En el extremo norte de Finlandia, donde el invierno se impone durante meses y el sol apenas roza el horizonte, existe un lugar donde la Navidad no termina nunca. Allí, en la ciudad de Rovaniemi —sobre el Círculo Polar Ártico— funciona el Santa’s Igloo Arctic Circle, el hotel oficial de Papá Noel, un complejo de 71 iglús con techo de cristal desde los que se pueden observar las auroras boreales.
Pasar una noche en ese paisaje de postal tiene un costo elevado: alojarse en uno de esos iglús cuesta desde 850 euros por noche en temporada baja y puede trepar hasta los 1.500 euros durante las fiestas navideñas. Aun así, la demanda no afloja. Por el contrario, las reservas se completan con años de anticipación.
“Ya estamos respondiendo consultas para diciembre de 2027”, cuenta Milagros Pennella, una argentina de 32 años, oriunda de Azul, que trabaja como recepcionista en el hotel. Desde el mostrador de ingreso, donde confluyen turistas de todo el mundo, es testigo diaria de la fascinación que despierta este rincón helado convertido en destino soñado.
Los iglús, de apenas 19 metros cuadrados, ofrecen lo justo y necesario: una cama, baño privado y grandes ventanales hacia el cielo ártico. No hay lujos ni ostentación. El atractivo no está en el confort sino en la experiencia: dormir bajo la nieve, rodeado de silencio, con la posibilidad —si el clima acompaña— de ver danzar luces verdes y violetas sobre el techo de cristal.
El público es mayoritariamente internacional. Llegan visitantes de Asia, de distintos puntos de Europa y, cada vez más, de Brasil. La mejora en la conectividad aérea con Finlandia potenció un turismo dispuesto a pagar precios elevados por una vivencia única, incluso sabiendo que el clima puede frustrar expectativas: las auroras no están garantizadas y el frío extremo forma parte del paquete.
El hotel se encuentra a pocas cuadras de Santa Claus Village, el único parque temático navideño del mundo. Sin embargo, lejos de una estética recargada o espectáculos grandilocuentes, la impronta nórdica impone sobriedad. “Muchos esperan un despliegue tipo Nueva York y se sorprenden por lo austero”, explica Milagros. La Navidad aquí se vive sin estridencias, con rituales simples y un ritmo pausado.
La vida cotidiana tampoco se parece a la postal turística.

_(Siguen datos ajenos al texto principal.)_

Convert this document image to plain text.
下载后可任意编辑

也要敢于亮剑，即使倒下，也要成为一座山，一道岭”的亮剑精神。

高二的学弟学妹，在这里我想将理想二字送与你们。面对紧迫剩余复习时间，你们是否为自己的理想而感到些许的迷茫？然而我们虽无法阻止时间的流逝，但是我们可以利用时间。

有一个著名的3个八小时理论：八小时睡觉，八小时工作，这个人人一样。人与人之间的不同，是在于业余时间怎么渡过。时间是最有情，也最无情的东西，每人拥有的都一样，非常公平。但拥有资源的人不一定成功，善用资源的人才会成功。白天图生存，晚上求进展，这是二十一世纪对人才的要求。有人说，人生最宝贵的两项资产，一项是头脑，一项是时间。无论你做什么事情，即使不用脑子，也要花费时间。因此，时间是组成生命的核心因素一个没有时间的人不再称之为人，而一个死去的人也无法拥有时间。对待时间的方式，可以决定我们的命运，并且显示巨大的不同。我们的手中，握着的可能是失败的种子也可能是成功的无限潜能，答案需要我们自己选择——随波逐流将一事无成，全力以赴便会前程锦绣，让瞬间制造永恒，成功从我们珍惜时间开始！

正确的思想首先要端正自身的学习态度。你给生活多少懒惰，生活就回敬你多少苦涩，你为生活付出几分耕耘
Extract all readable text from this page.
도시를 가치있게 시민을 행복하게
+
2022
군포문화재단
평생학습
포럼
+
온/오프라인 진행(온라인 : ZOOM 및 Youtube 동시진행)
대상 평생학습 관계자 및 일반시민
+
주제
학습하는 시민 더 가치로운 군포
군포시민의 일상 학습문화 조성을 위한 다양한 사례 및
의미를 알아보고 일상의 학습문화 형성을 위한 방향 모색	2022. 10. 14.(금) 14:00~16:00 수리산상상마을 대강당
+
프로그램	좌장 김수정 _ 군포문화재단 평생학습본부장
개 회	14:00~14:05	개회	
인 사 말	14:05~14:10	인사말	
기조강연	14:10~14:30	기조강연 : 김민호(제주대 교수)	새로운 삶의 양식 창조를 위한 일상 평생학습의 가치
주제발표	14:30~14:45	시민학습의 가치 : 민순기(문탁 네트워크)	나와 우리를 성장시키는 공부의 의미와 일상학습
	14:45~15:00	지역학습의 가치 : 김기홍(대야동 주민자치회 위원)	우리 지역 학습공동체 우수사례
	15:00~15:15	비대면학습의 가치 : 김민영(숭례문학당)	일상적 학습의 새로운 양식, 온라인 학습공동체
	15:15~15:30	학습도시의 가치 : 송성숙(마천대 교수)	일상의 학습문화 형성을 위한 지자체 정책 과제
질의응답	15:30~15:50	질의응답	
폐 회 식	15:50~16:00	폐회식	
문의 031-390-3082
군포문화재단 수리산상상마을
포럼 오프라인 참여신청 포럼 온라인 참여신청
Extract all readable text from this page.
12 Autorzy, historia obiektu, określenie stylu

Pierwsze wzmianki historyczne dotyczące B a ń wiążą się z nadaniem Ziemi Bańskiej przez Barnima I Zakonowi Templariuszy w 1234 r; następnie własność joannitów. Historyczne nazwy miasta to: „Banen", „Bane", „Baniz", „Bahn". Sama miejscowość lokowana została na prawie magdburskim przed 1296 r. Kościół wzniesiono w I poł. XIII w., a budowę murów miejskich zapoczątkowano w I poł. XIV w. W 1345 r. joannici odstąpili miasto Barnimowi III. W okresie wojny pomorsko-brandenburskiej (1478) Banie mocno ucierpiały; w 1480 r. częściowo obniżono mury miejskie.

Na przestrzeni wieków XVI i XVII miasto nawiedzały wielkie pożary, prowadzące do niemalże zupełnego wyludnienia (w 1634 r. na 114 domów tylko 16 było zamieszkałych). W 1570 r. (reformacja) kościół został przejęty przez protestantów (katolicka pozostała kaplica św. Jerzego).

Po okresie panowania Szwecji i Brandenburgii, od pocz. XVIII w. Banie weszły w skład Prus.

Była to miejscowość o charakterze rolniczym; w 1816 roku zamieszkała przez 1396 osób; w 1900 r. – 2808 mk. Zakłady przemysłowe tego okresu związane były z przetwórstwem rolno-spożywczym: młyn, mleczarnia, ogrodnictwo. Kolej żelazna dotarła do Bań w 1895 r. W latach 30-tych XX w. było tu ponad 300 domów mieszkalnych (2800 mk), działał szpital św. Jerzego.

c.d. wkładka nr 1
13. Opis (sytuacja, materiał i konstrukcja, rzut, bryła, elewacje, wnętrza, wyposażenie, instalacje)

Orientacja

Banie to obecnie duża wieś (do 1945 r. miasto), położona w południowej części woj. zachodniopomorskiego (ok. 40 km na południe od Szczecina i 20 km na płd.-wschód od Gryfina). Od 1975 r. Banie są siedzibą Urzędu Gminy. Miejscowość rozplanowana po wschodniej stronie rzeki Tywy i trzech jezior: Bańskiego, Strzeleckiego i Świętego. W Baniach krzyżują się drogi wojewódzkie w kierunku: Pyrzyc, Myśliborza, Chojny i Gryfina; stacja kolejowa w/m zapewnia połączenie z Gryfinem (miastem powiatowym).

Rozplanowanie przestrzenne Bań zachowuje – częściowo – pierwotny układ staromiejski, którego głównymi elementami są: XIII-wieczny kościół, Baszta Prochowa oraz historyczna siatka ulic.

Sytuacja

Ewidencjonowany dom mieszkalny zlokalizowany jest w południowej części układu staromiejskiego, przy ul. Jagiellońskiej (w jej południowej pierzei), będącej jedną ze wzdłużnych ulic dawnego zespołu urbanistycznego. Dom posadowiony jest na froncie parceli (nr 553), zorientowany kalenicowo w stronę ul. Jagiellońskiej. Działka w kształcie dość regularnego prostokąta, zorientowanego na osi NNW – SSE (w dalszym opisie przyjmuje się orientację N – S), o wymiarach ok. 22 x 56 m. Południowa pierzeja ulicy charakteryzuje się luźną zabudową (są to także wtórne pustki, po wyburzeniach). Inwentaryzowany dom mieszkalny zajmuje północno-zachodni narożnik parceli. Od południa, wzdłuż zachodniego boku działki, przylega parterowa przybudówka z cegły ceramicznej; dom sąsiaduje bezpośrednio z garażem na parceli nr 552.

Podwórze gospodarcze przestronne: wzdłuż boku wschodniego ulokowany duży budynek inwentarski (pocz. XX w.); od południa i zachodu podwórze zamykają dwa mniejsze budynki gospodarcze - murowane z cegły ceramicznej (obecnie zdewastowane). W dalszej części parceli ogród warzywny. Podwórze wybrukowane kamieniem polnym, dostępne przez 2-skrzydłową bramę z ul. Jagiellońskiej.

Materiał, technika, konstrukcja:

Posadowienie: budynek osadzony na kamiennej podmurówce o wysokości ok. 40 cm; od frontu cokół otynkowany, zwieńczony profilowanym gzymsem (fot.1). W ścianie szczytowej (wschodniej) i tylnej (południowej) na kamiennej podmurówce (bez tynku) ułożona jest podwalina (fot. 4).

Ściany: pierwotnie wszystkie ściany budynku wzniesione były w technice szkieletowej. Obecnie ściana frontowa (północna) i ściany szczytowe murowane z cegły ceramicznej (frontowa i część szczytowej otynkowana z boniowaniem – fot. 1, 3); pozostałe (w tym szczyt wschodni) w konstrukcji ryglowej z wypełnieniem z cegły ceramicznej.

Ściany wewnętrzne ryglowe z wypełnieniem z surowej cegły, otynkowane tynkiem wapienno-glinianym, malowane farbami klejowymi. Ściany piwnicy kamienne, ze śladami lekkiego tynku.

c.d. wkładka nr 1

Milagros trabaja jornadas completas, rota turnos y comparte tareas con un equipo reducido, en un entorno donde las temperaturas pueden descender hasta los 20 grados bajo cero. El contrato es temporal, pero el empleo resulta atractivo: los salarios en hotelería oscilan entre los 2.000 y 2.500 euros mensuales, con adicionales por fines de semana, y el alojamiento para empleados está incluido.
A más de 13 mil kilómetros de su familia, la argentina encontró contención en otros trabajadores extranjeros —varios de ellos también argentinos— y aprendió a adaptarse a un modo de vida austero: pocas salidas, reuniones puertas adentro, mates compartidos y largas charlas para sobrellevar el aislamiento y la noche polar.
Desde Azul al Polo Norte, la historia de Milagros combina trabajo, migración y búsqueda personal. Mientras responde correos de huéspedes que planean su Navidad dentro de dos años, ella proyecta el futuro con los pies en la nieve. “No hay lujos, pero hay algo valioso: la posibilidad de elegir, ahorrar y seguir viajando”, resume. En el lugar donde la Navidad nunca se apaga, la experiencia —como el precio— está lejos de ser simbólica.